Not only can rats play hide-and-seek, but they jump and squeal for joy when they win. 

This is according to a study by scientists at Berlin's Humboldt University published last week in journal Science.

"We were really surprised how well they can do it," neuroscientist Annika Reinhold, the study's co-author, told As It Happens host Carol Off. 

"Especially the strategies that made it clear that they are really capable of some really complex cognitive tasks."

'They are actually very good in this game'

Scientists have long known that rats are very smart. They can solve puzzles and run through mazes. And both wild and domesticated rats have been known to engage in play.

Reinhold and her colleagues wanted to know just how far that play can go, so they took six rats to a basement and set up various hiding places around the room in the form of boxes and barriers. 

First, they spent some time getting the rats used to the team and the play area. Then they played a modified version of hide-and-seek with the rodents, teaching them first how to hide from the researchers, and then to seek out the hiding scientists.


"We weren't sure if they can do it as good as we wanted them to play it. But we were really surprised that they are actually very good in this game," she said.

"So they can play both hide and seek, and they can switch between the roles — which is kind of the most impressive cognitive parts of the game. ... They also use both roles and play them in a strategic way." 

It took the critters an average of three weeks to master the rules of the game, Reinhold said, and they became quite clever at it, shunning the clear hiding spots for opaque ones. 

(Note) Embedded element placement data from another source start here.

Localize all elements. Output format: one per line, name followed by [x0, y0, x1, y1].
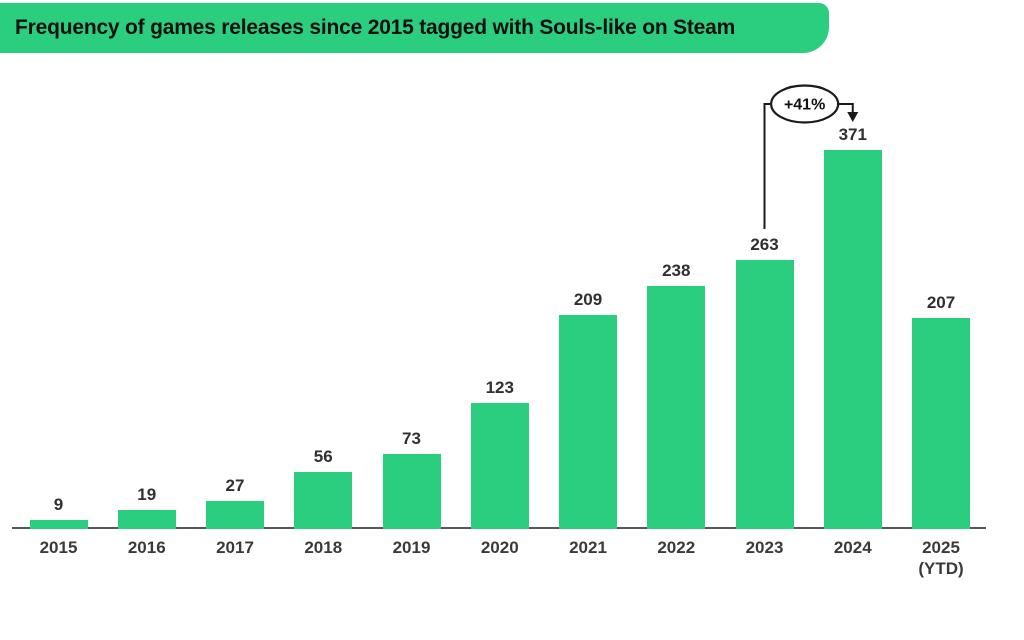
bar-value-label: 9: [53, 495, 64, 514]
x-axis-label: 2018: [273, 537, 373, 558]
annotation-ellipse: [770, 84, 840, 124]
annotation-text: +41%: [784, 97, 825, 114]
x-axis-label-year: 2020: [480, 538, 519, 557]
bar-2019: [382, 454, 441, 529]
x-axis-label: 2016: [97, 537, 197, 558]
chart-title: Frequency of games releases since 2015 t…: [15, 16, 736, 39]
x-axis-label: 2019: [362, 537, 462, 558]
bar-2020: [470, 403, 529, 529]
bar-2025: [912, 318, 970, 529]
bar-2018: [294, 472, 353, 529]
bar-value-label: 238: [662, 261, 691, 280]
chart-title-banner: Frequency of games releases since 2015 t…: [0, 3, 829, 53]
x-axis-label: 2021: [538, 537, 638, 558]
x-axis-label-year: 2019: [392, 538, 431, 557]
bar-2016: [117, 510, 176, 529]
bar-2024: [823, 150, 882, 529]
bar-value-label: 56: [313, 447, 333, 466]
x-axis-label-year: 2018: [304, 538, 343, 557]
x-axis-label: 2020: [450, 537, 550, 558]
bar-2023: [735, 260, 794, 529]
annotation-connector-right: [836, 103, 854, 112]
x-axis-label: 2017: [185, 537, 285, 558]
bar-2017: [206, 501, 264, 529]
x-axis-label-year: 2025: [922, 538, 960, 557]
bar-2021: [559, 315, 617, 529]
bar-value-label: 73: [402, 429, 421, 448]
bar-value-label: 209: [573, 290, 603, 309]
x-axis-label: 2023: [715, 537, 815, 558]
annotation-arrowhead-icon: [847, 112, 859, 122]
x-axis-label: 2015: [9, 537, 109, 558]
x-axis-label-year: 2024: [833, 538, 872, 557]
x-axis-label: 2024: [803, 537, 903, 558]
x-axis-label-year: 2022: [657, 538, 696, 557]
annotation-connector-left: [763, 103, 774, 229]
bar-2022: [647, 286, 706, 529]
x-axis-label-year: 2016: [127, 538, 166, 557]
x-axis-label-sublabel: (YTD): [918, 559, 964, 578]
x-axis-label-year: 2021: [569, 538, 607, 557]
x-axis-label: 2022: [626, 537, 726, 558]
bar-2015: [29, 520, 88, 529]
bar-value-label: 207: [926, 293, 956, 312]
x-axis-label-year: 2023: [745, 538, 784, 557]
bar-value-label: 27: [225, 476, 245, 495]
x-axis-label-year: 2017: [216, 538, 254, 557]
bar-value-label: 371: [838, 125, 867, 144]
bar-value-label: 123: [485, 378, 514, 397]
x-axis-label: 2025 (YTD): [891, 537, 991, 579]
bar-value-label: 19: [137, 485, 157, 504]
bar-value-label: 263: [750, 235, 779, 254]
x-axis-label-year: 2015: [39, 538, 78, 557]
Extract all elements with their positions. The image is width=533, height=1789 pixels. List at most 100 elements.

"What it shows to us is that they really kind of understand the game and the reason for hiding," she said.

No snacks — just snuggles

When the rats were successful in either hiding or seeking, the researchers would reward them with physical attention like "hand-chasing, stroking, patting [or] tickling."

"We didn't want them to play that game for food reward because that would basically disturb the playful role of the game," Reinhold said. "So we wouldn't know if they would play it just for eating, or because they actually had fun."

Reinhold with members of her laboratory team. (Submitted by Annika Reinhold)

And it appears they did, indeed, have fun.

Not only did they they exhibit neural activity that indicated a positive experience, but they would squeal and jump excitedly whenever they won.

In fact, they appeared to be having such a good time that they tried to make the games last longer — delaying their gratification. 

"They were also prolonging the time by running away or re-hiding, so that it would take them longer until they would get tickled," Reinhold said.